Geographic, Racial/Ethnic, and Sociodemographic Disparities in Parent-Reported Receipt of Family-Centered Care among US Children

Office of Epidemiology and Research, Maternal and Child Health Bureau, Health Resources and Services Administration, US Department of Health and Human Services, 5600 Fishers Lane, Room 10-77, Rockville, MD 20857, USA

Received 29 September 2015; Revised 24 November 2015; Accepted 2 December 2015

Academic Editor: Paul Van Royen

Copyright © 2015 Romuladus E. Azuine et al. This is an open access article distributed under the Creative Commons Attribution License, which permits unrestricted use, distribution, and reproduction in any medium, provided the original work is properly cited.

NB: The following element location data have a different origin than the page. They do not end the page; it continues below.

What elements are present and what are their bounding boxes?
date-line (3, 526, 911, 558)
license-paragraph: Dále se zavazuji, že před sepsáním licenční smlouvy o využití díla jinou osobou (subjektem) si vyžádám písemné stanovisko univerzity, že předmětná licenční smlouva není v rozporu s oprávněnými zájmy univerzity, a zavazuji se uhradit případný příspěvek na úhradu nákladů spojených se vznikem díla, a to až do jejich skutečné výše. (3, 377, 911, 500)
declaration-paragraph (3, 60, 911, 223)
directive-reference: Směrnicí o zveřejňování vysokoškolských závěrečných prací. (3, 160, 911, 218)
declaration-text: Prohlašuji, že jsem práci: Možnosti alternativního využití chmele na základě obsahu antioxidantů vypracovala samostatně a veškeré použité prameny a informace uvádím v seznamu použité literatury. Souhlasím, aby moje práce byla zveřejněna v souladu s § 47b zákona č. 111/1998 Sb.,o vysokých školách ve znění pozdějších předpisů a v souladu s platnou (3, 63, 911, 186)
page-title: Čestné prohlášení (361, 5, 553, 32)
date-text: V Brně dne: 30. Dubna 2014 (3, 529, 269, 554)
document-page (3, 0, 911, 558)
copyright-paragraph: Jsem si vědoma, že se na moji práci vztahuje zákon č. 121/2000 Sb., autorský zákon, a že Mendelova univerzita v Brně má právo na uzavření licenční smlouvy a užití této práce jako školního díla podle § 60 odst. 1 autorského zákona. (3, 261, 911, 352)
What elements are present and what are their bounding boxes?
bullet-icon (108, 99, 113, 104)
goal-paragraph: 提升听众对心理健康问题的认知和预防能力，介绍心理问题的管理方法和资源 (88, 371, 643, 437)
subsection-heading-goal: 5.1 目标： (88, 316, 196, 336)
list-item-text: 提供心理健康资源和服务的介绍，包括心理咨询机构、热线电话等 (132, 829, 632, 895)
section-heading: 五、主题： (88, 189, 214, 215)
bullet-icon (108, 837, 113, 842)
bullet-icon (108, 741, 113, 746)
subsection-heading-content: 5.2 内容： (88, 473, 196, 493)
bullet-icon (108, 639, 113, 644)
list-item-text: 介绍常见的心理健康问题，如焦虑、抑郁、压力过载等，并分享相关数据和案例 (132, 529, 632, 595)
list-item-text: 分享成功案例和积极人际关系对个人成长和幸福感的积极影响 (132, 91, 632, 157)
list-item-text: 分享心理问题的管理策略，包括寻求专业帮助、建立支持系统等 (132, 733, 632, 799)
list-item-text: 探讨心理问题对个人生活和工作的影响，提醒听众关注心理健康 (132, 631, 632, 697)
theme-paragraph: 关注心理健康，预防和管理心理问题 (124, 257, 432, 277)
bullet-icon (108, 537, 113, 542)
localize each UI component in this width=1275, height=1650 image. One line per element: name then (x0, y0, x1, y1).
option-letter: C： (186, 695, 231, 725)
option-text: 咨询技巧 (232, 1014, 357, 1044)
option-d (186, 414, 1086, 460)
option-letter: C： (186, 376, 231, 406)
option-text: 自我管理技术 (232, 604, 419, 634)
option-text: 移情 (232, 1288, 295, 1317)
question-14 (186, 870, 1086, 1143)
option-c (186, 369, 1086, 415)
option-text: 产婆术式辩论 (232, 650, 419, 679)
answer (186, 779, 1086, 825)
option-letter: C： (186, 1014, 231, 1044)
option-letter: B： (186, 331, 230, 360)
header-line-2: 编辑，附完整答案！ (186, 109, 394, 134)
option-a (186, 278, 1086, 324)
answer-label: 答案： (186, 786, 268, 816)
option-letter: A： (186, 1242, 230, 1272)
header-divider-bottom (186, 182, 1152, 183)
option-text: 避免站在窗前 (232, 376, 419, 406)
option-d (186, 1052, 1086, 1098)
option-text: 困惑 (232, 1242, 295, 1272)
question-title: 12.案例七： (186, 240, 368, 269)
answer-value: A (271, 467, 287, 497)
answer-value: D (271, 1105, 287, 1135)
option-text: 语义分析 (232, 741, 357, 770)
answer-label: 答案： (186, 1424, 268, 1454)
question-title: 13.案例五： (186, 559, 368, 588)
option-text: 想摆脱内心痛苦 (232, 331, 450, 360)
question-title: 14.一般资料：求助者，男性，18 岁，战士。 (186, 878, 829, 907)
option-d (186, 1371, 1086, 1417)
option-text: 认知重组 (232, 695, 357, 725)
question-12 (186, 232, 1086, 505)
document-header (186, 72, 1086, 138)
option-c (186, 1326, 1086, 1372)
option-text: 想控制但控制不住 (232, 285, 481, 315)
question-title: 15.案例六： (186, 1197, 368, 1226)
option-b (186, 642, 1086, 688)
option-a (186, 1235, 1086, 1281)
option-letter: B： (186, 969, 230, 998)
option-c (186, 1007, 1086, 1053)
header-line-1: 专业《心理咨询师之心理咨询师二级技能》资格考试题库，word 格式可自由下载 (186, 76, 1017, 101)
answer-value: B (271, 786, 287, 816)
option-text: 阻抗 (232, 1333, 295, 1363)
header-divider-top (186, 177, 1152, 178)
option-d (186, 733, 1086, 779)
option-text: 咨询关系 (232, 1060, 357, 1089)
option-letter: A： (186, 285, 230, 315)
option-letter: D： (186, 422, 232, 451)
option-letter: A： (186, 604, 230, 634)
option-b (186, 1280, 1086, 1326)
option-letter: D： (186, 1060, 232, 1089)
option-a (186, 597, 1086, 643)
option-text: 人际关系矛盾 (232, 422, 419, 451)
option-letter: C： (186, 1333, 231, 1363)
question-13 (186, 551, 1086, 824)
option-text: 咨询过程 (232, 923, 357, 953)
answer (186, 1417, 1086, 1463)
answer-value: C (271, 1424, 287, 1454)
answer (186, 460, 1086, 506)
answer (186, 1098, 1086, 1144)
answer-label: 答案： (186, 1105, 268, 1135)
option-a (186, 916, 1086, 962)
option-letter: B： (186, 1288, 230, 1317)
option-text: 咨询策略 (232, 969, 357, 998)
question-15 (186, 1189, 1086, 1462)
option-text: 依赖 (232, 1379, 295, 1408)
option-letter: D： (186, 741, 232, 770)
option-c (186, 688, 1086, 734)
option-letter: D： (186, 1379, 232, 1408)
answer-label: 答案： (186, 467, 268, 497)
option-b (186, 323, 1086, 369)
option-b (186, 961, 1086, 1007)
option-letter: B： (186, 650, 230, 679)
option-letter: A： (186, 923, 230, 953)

This study examined geographic, racial/ethnic, and sociodemographic disparities in parental reporting of receipt of family-centered care (FCC) and its components among US children aged 0–17 years. We used the 2011-2012 National Survey of Children’s Health to estimate the prevalence and odds of not receiving FCC by covariates. Based on parent report, 33.4% of US children did not receive FCC. Children in Arizona, Mississippi, Nevada, California, New Jersey, Virginia, Florida, and New York had at least 1.51 times higher adjusted odds of not receiving FCC than children in Vermont. Non-Hispanic Black and Hispanic children had 2.11 and 1.58 times higher odds, respectively, of not receiving FCC than non-Hispanic White children. Children from non-English-speaking households had 2.23 and 2.35 times higher adjusted odds of not receiving FCC overall and their doctors not spending enough time in their care than children from English-speaking households, respectively. Children from low-education and low-income households had a higher likelihood of not receiving FCC. The clustering of children who did not receive FCC and its components in several Southern and Western US states, as well as children from poor, uninsured, and publicly insured and of minority background, is a cause for concern in the face of federal policies to reduce health care disparities.